Alessandro De Virgilio
Soveria Mannelli, Rubbettino, 128 pp., € 12,00

Anno di pubblicazione: 2014

La contesa per il capoluogo calabrese, sfociata nella rivolta di Reggio Calabria del 1970, ha un suo precedente minore nelle proteste che si verificarono nel 1950 a Catanzaro, la città rivale. La mobilitazione sorse in seguito alla “decisione di sospendere la decisione” (il gioco di parole è voluto, in quanto segnala un meccanismo politico-istituzionale dilatorio, che non placa le tensioni ma le alimenta) presso la commissione Interni della Camera. La relazione prodotta dall’organismo parlamentare, favorevole a Catanzaro, fu rimandata all’esame dell’aula, che non la prese mai in considerazione, visto il successivo “congelamento” dell’ordinamento regionale. Il copione è simile a quello della protesta inscenata vent’anni dopo a Reggio: comizio nel centro cittadino, con partecipazione di varie forze politiche, escluse quelle di sinistra (solo qualche esponente a titolo personale); costituzione di un comitato civico d’agitazione, capeggiato dalle autorità municipali e provinciali, nonché da rappresentanti degli ordini professionali; sciopero cittadino e corteo, con conseguenti cariche della celere (singolarmente, come a Reggio nel 1970, «diverso fu il comportamento dei carabinieri» (p. 86), più propensi all’indulgenza!) e incidenti; manifestazione dei comunisti contro le agitazioni campanilistiche, con accuse di strumentalizzazione rivolte pure ai vertici economici ed ecclesiastici della città. Una tale analogia indica la permanenza di complessi meccanismi sociali e politici localistici. Ma il libro non si addentra in una dimensione analitica, si limita a narrare i fatti, con ritmo e fluidità, e a prendere velatamente posizione nella disputa.
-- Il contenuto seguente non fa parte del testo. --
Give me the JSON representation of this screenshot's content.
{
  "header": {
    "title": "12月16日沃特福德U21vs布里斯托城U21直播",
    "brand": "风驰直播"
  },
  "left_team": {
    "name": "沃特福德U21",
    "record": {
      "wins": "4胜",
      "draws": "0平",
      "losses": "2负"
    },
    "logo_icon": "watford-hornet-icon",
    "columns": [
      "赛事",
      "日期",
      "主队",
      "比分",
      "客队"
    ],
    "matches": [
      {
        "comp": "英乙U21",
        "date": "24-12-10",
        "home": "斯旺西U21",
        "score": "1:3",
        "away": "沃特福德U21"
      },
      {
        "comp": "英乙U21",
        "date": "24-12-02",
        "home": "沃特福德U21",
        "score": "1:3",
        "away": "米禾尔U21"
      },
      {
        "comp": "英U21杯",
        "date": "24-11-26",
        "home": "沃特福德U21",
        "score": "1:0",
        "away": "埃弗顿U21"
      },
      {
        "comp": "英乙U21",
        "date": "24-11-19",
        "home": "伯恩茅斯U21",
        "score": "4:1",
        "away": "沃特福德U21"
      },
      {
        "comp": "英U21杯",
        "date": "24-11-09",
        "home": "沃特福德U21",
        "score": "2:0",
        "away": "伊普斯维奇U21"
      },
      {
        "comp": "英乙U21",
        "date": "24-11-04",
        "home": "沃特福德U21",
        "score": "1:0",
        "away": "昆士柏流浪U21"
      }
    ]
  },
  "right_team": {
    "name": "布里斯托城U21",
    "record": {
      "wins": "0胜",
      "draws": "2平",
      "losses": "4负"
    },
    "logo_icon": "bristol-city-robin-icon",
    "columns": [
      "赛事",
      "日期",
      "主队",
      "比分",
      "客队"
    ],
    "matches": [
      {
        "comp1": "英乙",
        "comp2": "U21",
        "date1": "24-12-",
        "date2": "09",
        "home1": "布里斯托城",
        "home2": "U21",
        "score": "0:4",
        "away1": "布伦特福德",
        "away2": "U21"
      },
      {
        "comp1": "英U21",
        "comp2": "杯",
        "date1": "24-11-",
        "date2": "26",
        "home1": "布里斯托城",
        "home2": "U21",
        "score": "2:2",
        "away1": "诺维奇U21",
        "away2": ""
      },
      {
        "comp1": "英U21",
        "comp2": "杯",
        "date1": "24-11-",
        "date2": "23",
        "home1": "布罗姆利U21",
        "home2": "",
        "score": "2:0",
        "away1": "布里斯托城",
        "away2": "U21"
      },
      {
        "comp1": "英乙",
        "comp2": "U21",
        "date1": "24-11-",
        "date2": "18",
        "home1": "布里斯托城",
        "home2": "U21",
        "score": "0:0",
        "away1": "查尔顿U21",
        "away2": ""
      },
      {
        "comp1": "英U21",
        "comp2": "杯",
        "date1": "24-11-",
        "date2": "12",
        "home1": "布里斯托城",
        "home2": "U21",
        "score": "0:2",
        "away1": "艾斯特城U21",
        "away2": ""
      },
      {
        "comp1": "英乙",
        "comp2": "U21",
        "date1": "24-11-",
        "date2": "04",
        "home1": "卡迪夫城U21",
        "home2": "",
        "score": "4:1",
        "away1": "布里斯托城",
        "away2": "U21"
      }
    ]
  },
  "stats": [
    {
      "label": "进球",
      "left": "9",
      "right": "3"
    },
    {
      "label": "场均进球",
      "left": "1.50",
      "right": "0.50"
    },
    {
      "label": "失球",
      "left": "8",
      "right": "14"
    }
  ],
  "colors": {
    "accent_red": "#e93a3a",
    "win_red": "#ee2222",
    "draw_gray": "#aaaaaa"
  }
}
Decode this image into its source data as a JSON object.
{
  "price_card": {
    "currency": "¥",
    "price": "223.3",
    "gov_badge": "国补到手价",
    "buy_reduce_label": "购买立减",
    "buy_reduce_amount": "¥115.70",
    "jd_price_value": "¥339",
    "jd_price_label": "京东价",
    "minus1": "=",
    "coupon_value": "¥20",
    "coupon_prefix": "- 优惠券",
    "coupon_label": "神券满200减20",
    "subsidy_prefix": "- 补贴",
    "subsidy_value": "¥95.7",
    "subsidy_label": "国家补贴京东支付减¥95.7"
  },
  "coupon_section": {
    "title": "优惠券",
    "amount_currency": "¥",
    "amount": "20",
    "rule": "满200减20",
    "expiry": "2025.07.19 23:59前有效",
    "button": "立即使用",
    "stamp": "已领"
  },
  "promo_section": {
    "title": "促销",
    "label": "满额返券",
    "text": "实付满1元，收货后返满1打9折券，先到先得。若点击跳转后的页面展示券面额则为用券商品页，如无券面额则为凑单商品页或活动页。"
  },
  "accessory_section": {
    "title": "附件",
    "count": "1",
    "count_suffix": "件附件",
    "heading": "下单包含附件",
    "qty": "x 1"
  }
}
Il risultato è un’opera di carattere “giornalistico”, non soltanto per il mestiere dell’a. ma pure nel senso che le fonti sono quasi esclusivamente a stampa, le vicende non vengono problematizzate con categorie scientifiche e manca quasi completamente il confronto con opere di carattere storiografico di taglio più ampio (almeno sulla storia della Calabria). D’altronde, il motivo per cui questo episodio ha attirato l’attenzione quasi esclusiva di giornalisti è rinvenibile, secondo Pantaleone Sergi, autore della Prefazione, nel fatto che «la prima “rivolta” per il capoluogo […] esplose sull’onda di una devastante “guerra di carta”». Proprio i «toni allarmistici e parossistici (e spesso volgari alle persone)» (p. 7), che contrassegnarono la comunicazione in quel caso, potrebbero fornirci qualche spunto utile per un esame più ampio del giornalismo e dei giornalisti locali, in Calabria e non solo. Sarebbe interessante, ad esempio, indagare il ruolo dei media in contesti periferici, segnati da gravi problemi di disagio economico e sociale, sotto il profilo del rapporto con il centro politico decisionale di carattere nazionale. O esaminare quali siano le relazioni di giornali e giornalisti con la classe dirigente a livello territoriale, nell’ottica di condizionamento e orientamento dell’opinione pubblica.